I'm also thinking, as I don't understand the fascination with tree ferns, that you could probably put together something very tree-fern-like, much more cost-effectively, by amalgamating an old tree trunk and one of our fine native ferns, with the fern stuck in the top, and possibly boosted with high nitrogen feed (though many of the tree ferns I've seen are rather sad-looking things, so this latter bit might not be necessary). Perhaps someone out there has tried this. I would, but I haven't got a spare tree trunk at present.

Environmental conscience

When I first wrote this page, before I edited it to its current state, I kept banging on about landfill sites and how we throw too much away, and how we buy too much for our gardens that has an enviromental impact elsewhere, etc. But you all know all this already. And anyway, I have on my conscience the limestone chippings, which cover the areas around the reclaimed brick paths.

There's presumably a great big hole in the landscape somewhere where huge machines excavate materials for me to put down as a decorative surfacing to make my garden look nice. (Okay, I don't really think there's a whole quarry out there with my name on it, but my feeling of environmental responsibility is so large it makes me feel like there could be.) So I don't claim to be all worthy and perfect.

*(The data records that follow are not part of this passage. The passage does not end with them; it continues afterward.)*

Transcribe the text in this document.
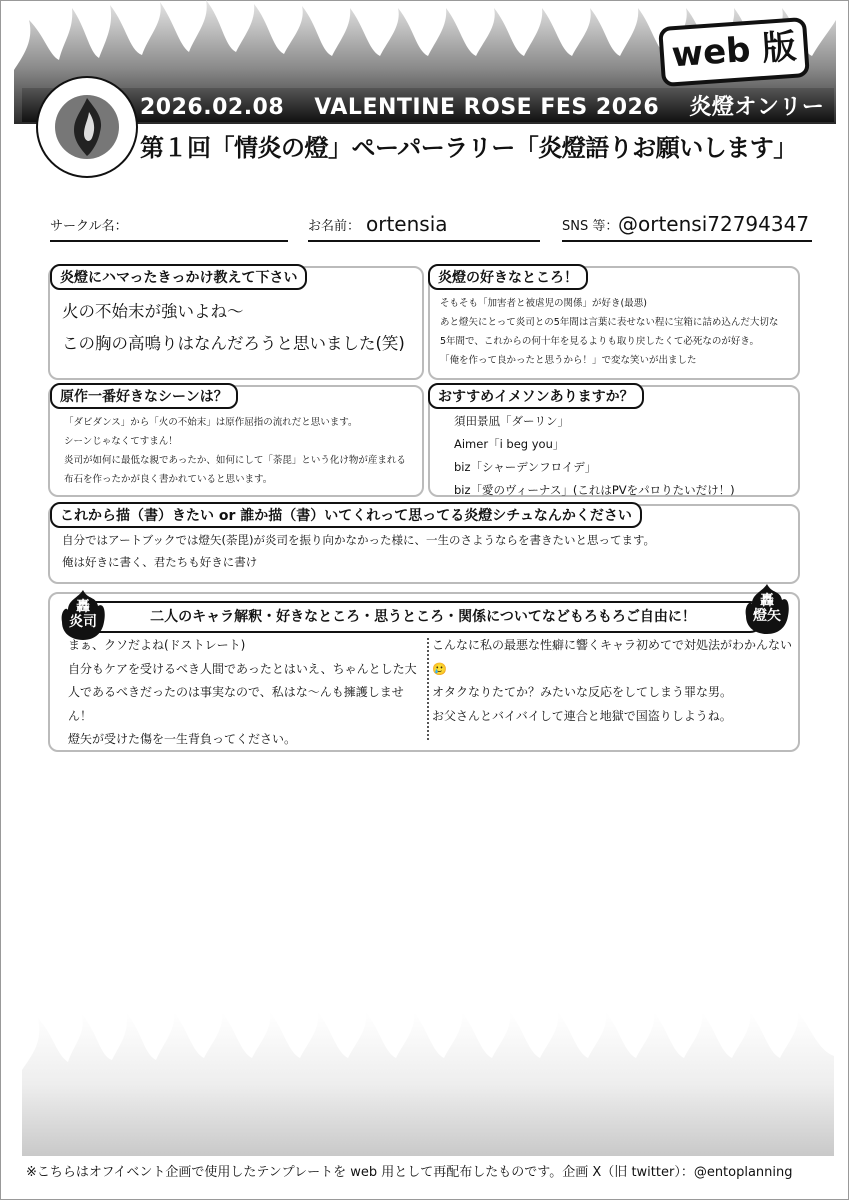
2026.02.08 VALENTINE ROSE FES 2026 炎燈オンリー
web 版
第１回「情炎の燈」ペーパーラリー「炎燈語りお願いします」
サークル名：	お名前： ortensia	SNS 等： @ortensi72794347
炎燈にハマったきっかけ教えて下さい

火の不始末が強いよね～

この胸の高鳴りはなんだろうと思いました(笑)

炎燈の好きなところ！

そもそも「加害者と被虐児の関係」が好き(最悪)

あと燈矢にとって炎司との5年間は言葉に表せない程に宝箱に詰め込んだ大切な

5年間で、これからの何十年を見るよりも取り戻したくて必死なのが好き。

「俺を作って良かったと思うから！」で変な笑いが出ました

原作一番好きなシーンは？

「ダビダンス」から「火の不始末」は原作屈指の流れだと思います。

シーンじゃなくてすまん！

炎司が如何に最低な親であったか、如何にして「荼毘」という化け物が産まれる

布石を作ったかが良く書かれていると思います。

おすすめイメソンありますか？

須田景凪「ダーリン」

Aimer「i beg you」

biz「シャーデンフロイデ」

biz「愛のヴィーナス」(これはPVをパロりたいだけ！)

これから描（書）きたい or 誰か描（書）いてくれって思ってる炎燈シチュなんかください

自分ではアートブックでは燈矢(荼毘)が炎司を振り向かなかった様に、一生のさようならを書きたいと思ってます。

俺は好きに書く、君たちも好きに書け

二人のキャラ解釈・好きなところ・思うところ・関係についてなどもろもろご自由に！
轟
炎司
轟
燈矢

まぁ、クソだよね(ドストレート)

自分もケアを受けるべき人間であったとはいえ、ちゃんとした大

人であるべきだったのは事実なので、私はな～んも擁護しませ

ん！

燈矢が受けた傷を一生背負ってください。

こんなに私の最悪な性癖に響くキャラ初めてで対処法がわかんない

🥲

オタクなりたてか？みたいな反応をしてしまう罪な男。

お父さんとバイバイして連合と地獄で国盗りしようね。

※こちらはオフイベント企画で使用したテンプレートを web 用として再配布したものです。企画 X（旧 twitter）：@entoplanning
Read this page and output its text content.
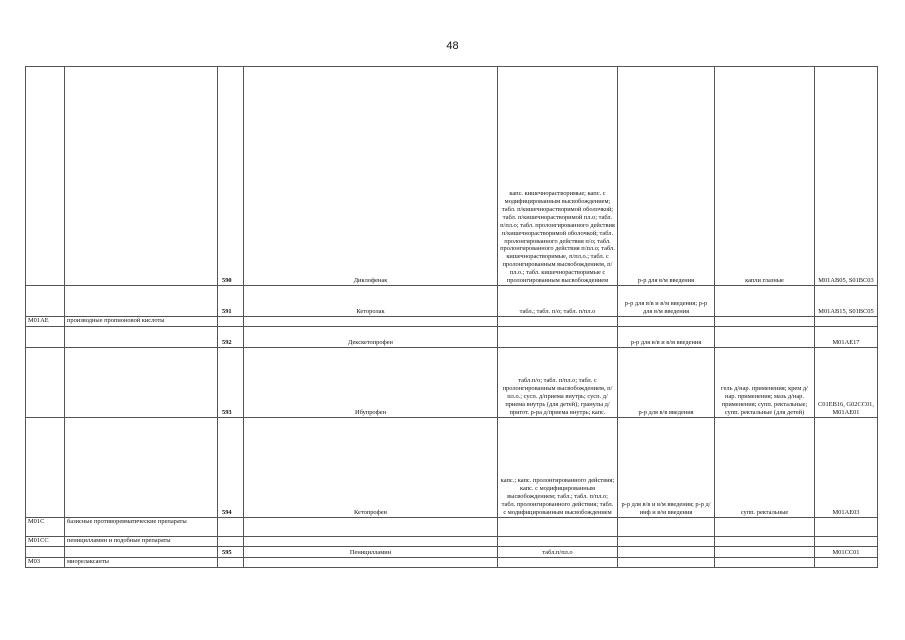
48
		590	Диклофенак	капс. кишечнорастворимые; капс. с модифицированным высвобождением; табл. п/кишечнорастворимой оболочкой; табл. п/кишечнорастворимой пл.о; табл. п/пл.о; табл. пролонгированного действия п/кишечнорастворимой оболочкой; табл. пролонгированного действия п/о; табл. пролонгированного действия п/пл.о; табл. кишечнорастворимые, п/пл.о.; табл. с пролонгированным высвобождением, п/пл.о.; табл. кишечнорастворимые с пролонгированным высвобождением	р-р для в/м введения	капли глазные	M01AB05, S01BC03
		591	Кеторолак	табл.; табл. п/о; табл. п/пл.о	р-р для в/в и в/м введения; р-р для в/м введения		M01AB15, S01BC05
M01AE	производные пропионовой кислоты						
		592	Декскетопрофен		р-р для в/в и в/м введения		M01AE17
		593	Ибупрофен	табл.п/о; табл. п/пл.о; табл. с пролонгированным высвобождением, п/пл.о.; сусп. д/приема внутрь; сусп. д/приема внутрь (для детей); гранулы д/пригот. р-ра д/приема внутрь; капс.	р-р для в/в введения	гель д/нар. применения; крем д/нар. применения; мазь д/нар. применения; супп. ректальные; супп. ректальные (для детей)	C01EB16, G02CC01, M01AE01
		594	Кетопрофен	капс.; капс. пролонгированного действия; капс. с модифицированным высвобождением; табл.; табл. п/пл.о; табл. пролонгированного действия; табл. с модифицированным высвобождением	р-р для в/в и в/м введения; р-р д/инф и в/м введения	супп. ректальные	M01AE03
M01C	базисные противоревматические препараты						
M01CC	пеницилламин и подобные препараты						
		595	Пеницилламин	табл.п/пл.о			M01CC01
M03	миорелаксанты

Just that I do feel a bit smug when I think about reusing something in the garden and the project works, and doesn't look totally ridiculous. It might look a little ridiculous, but then a sense of fun in gardening is a good thing.

And one more idea

An idea I saw recently requires very little effort. Rubber protectors are recommended for the ends of garden canes to prevent inadvertent eye injury - but an article I read suggested using old wine corks instead. We may have to act quickly on this one, as wine corks of the traditional variety seem to be being phased out in favour of plastic corks and screw tops, but for now there's certainly a regular supply available for recycling in this garden.

Reclaimed bathtub

Above:
the old iron bathtub, used as a planter.
(See Any old iron?)

Top left: detail from home-made mosaic.


Path made from reclaimed bricks

Above: paths made from reclaimed bricks


Copper arch plant support made from copper pipe

Above: detail of copper arch 'arbour', made from copper central heating pipe


Millennium shed - many recycled materials

Above: Millennium Shed, made almost entirely from recycled materials.
(For more information, see Millennium Shed.)

Water bowl - washing up bowl covered in concrete

Above: Water bowl, used as a bird bath, made from an old plastic washing up bowl covered in concrete.